Category	Existing Models	Classifier	Accuracy (%)
			Valence	Arousal
	Yoon and Chung 2013 [24]	Bayesian	70.90	70.10
	Naser and Saha 2013 [25]	DT-CWPT	64.30	66.20
handcrafted	Rozgic et al. 2013 [26]	decision fusion	76.90	68.40
	Zhuang et al. 2014 [27]	SVM	70.90	67.1
features	Chen et al. 2015 [28]	HMM	75.63	73.00
	Atkins and Campos 2016 [29]	BCI	73.41	73.06
	Arnau-Gonzalez 2017 [30]	SVM	69.60	67.70
	Alhagry et al. 2017 [10]	LSTM RNN	85.00	85.00
	Li et al. 2017 [31]	CRNN	72.06	74.12
Deep learning	Salama et al. 2018 [12]	3D CNN	87.44	88.49
	Xing et al. 2019 [16]	LSTM	81.10	74.38
	Ours	multi-column	90.01	90.65

Figure 5. The comparison of our results with the results of existing models.

The summary of the comparison is suggested in Table 5. In average, the handcrafted feature based works record 71.67% for valence and 69.37% for arousal, while the deep neural network-based works record 81.4% for valence and 80.50% for arousal. The deep neural network-based works record more than 10% higher accuracies. For arousal, the lowest accuracy of deep neural network-based approach, which is 75.12% is higher than the highest accuracy of handcrafted feature-approach, which is 73.06%.

Table 5. Summary of the comparison.

Category		Valence	Arousal
	highest	76.9%	73.06%
handcrafted	lowest	64.3%	66.20%
features	difference	12.6%	6.86%
	average	71.66%	69.37%
	highest	87.44%	88.49%
deep	lowest	72.06%	75.12%
neural network	difference	15.38%	13.37%
	average	81.4%	80.5%

4.6. Multi-Class Emotion Recognition

Since the result of our model is valence and arousal, the coordinate of valence and arousal in widely-used Russell’s model corresponds to various emotions including excited, happy, pleased, peaceful, calm, gloomy, sad, fear and suspense. We illustrated this process in Figure 6.

Figure 6. The process of multi-class emotion recognition. The result of our model, which is (valence, arousal), is mapped into the valence-arousal coordinate space of Russell’s model.

4.7. Limitation

The most important limitation of our model is a heavy computational load that comes from our multi-column structure. The computational cost for our model increased by the number of columns. Since we employ 5-column models for comparison, the computation time becomes longer than the existing models.

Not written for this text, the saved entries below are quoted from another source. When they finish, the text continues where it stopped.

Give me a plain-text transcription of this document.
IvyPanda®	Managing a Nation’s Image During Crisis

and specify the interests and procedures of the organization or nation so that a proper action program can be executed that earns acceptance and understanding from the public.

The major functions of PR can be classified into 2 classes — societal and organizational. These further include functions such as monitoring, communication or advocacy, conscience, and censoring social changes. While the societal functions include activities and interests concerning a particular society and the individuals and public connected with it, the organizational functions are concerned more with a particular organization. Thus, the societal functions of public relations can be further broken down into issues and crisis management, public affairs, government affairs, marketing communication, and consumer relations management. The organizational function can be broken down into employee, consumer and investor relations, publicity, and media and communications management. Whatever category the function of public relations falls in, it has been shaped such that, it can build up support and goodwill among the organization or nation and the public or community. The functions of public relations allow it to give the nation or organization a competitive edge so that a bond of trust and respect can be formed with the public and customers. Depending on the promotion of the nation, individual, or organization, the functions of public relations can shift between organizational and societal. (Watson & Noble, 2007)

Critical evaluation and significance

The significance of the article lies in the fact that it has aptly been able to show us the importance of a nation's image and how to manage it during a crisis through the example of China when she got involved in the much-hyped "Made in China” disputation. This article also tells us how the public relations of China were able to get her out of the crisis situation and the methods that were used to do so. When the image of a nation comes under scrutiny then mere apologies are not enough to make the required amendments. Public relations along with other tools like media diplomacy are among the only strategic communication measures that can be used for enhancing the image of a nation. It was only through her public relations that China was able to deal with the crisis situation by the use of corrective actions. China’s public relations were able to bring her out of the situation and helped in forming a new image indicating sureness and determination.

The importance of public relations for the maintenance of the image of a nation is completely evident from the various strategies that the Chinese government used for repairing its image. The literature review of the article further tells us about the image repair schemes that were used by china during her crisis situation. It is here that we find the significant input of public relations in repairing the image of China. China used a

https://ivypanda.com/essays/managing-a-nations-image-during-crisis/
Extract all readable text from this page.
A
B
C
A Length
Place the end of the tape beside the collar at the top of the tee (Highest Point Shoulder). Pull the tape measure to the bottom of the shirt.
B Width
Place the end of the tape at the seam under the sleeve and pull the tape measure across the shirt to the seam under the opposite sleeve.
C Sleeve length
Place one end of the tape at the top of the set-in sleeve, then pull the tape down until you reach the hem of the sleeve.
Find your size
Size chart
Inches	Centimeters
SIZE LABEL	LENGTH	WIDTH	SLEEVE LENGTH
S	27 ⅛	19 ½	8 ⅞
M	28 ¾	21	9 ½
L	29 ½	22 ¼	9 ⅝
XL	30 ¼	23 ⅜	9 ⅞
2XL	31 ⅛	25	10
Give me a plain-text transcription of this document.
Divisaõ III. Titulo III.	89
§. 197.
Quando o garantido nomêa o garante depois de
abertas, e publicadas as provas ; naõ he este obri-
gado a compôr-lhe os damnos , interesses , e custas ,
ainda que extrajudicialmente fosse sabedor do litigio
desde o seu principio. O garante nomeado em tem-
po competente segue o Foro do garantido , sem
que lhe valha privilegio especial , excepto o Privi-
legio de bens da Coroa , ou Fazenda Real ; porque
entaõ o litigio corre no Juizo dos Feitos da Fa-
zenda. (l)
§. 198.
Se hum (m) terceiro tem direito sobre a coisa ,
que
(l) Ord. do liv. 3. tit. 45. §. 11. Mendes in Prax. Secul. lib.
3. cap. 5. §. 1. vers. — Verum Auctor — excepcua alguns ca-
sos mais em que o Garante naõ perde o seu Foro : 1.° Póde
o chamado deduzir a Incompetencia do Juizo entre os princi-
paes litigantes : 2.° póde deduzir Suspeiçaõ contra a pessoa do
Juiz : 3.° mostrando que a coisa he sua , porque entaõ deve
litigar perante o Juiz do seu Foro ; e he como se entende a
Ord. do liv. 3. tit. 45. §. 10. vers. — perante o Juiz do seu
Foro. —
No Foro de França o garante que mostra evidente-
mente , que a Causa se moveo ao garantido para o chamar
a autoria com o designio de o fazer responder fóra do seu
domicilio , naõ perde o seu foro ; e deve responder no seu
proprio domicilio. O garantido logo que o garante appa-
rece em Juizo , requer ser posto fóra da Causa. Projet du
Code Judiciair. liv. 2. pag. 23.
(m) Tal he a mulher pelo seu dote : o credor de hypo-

5. Conclusions and Future Work

In this paper, we have presented a multi-column structured model for emotion recognition. Each component of our model is an emotion recognizing module based on CNN with various conv, pooling, and fully connected layers. As an input for our model, EEG signal data from DEAP dataset are employed. Our model records higher accuracy than the existing models.

We are going to extend our model to process various biosignals including PPG and GRP. Other features such as facial expressions may be considered. Another direction is to apply our model to compare the emotional responses to real images against those to artworks.